While other data on Thursday showed a bigger-than-expected increase in the number of Americans filing for unemployment benefits last week, the trend continued to suggest that the labor market remains strong. Labor market strength is one of the key factors underpinning the housing market.
“Today’s reports reaffirm that the jobs and housing markets are moving in the right direction. That’s important because the jobs and housing markets are going to be critical to supporting growth in 2017,” said Ryan Sweet, senior economist at Moody’s Analytics in West Chester, Pennsylvania.
The National Association of Realtors said existing home sales rose 3.2 percent to an annual rate of 5.47 million units. That was well above economists’ expectations for an increase to a 5.35 million-unit pace.
First-time buyers accounted for 34 percent of transactions last month, the largest share since July 2012. Still, the share remains well below the 40 percent to 45 percent that economists and realtors say is required for a robust housing market.
September’s strong home sales report came on the heels of data on Wednesday showing a jump in single-family housing starts and overall building permits in September.
The upbeat housing data added to reports on manufacturing and auto sales in suggesting that economic growth picked up in the third quarter after a lackluster performance in the first half of the year. Third-quarter gross domestic product growth estimates are as high as a 2.6 percent annual rate.

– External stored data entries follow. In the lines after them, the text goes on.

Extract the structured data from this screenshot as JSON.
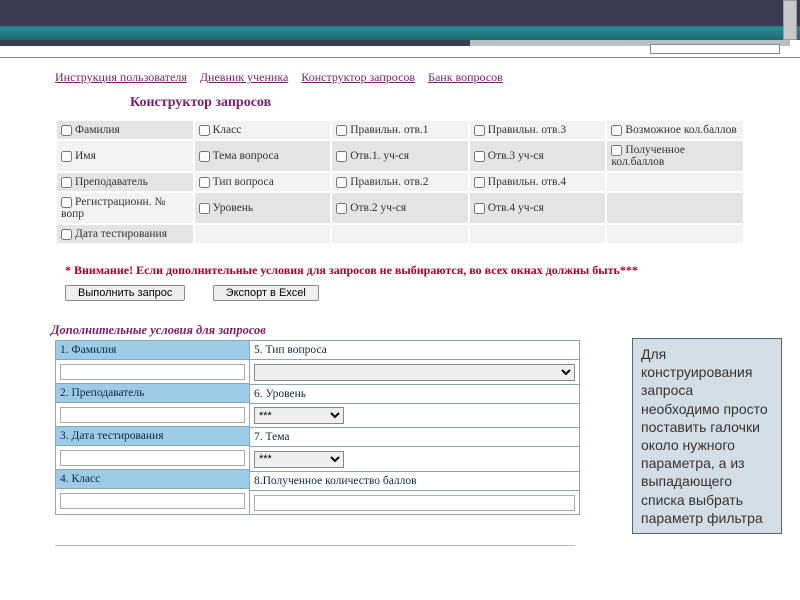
{
  "nav": {
    "instruction": "Инструкция пользователя",
    "diary": "Дневник ученика",
    "builder": "Конструктор запросов",
    "bank": "Банк вопросов"
  },
  "title": "Конструктор запросов",
  "grid": {
    "r1": [
      "Фамилия",
      "Класс",
      "Правильн. отв.1",
      "Правильн. отв.3",
      "Возможное кол.баллов"
    ],
    "r2": [
      "Имя",
      "Тема вопроса",
      "Отв.1. уч-ся",
      "Отв.3 уч-ся",
      "Полученное кол.баллов"
    ],
    "r3": [
      "Преподаватель",
      "Тип вопроса",
      "Правильн. отв.2",
      "Правильн. отв.4",
      ""
    ],
    "r4": [
      "Регистрационн. № вопр",
      "Уровень",
      "Отв.2 уч-ся",
      "Отв.4 уч-ся",
      ""
    ],
    "r5": [
      "Дата тестирования",
      "",
      "",
      "",
      ""
    ]
  },
  "warning": "* Внимание! Если дополнительные условия для запросов не выбираются, во всех окнах должны быть***",
  "buttons": {
    "run": "Выполнить запрос",
    "export": "Экспорт в Excel"
  },
  "cond_title": "Дополнительные условия для запросов",
  "cond_left": {
    "h1": "1. Фамилия",
    "h2": "2. Преподаватель",
    "h3": "3. Дата тестирования",
    "h4": "4. Класс"
  },
  "cond_right": {
    "h5": "5. Тип вопроса",
    "h6": "6. Уровень",
    "h7": "7. Тема",
    "h8": "8.Полученное количество  баллов",
    "opt_star": "***"
  },
  "callout": "Для конструирования запроса необходимо просто поставить галочки около нужного параметра, а из выпадающего списка выбрать  параметр фильтра"
}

But with the supply of houses available for sale remaining low, the rising demand for housing will probably push up prices and constrain future sales.
The PHLX housing index fell .HGX, in line with a broadly weaker U.S. stock market. Shares in the nation’s largest homebuilder D.R. Horton Inc (DHI.N) dropped 1.6 percent and Lennar Corp (LEN.N) fell 1.33 percent.
The dollar rose to a seven-month high against a basket of currencies after European Central Bank President Mario Draghi said the ECB did not discuss ending bond purchases at its latest meeting. Prices for U.S. Treasuries were higher.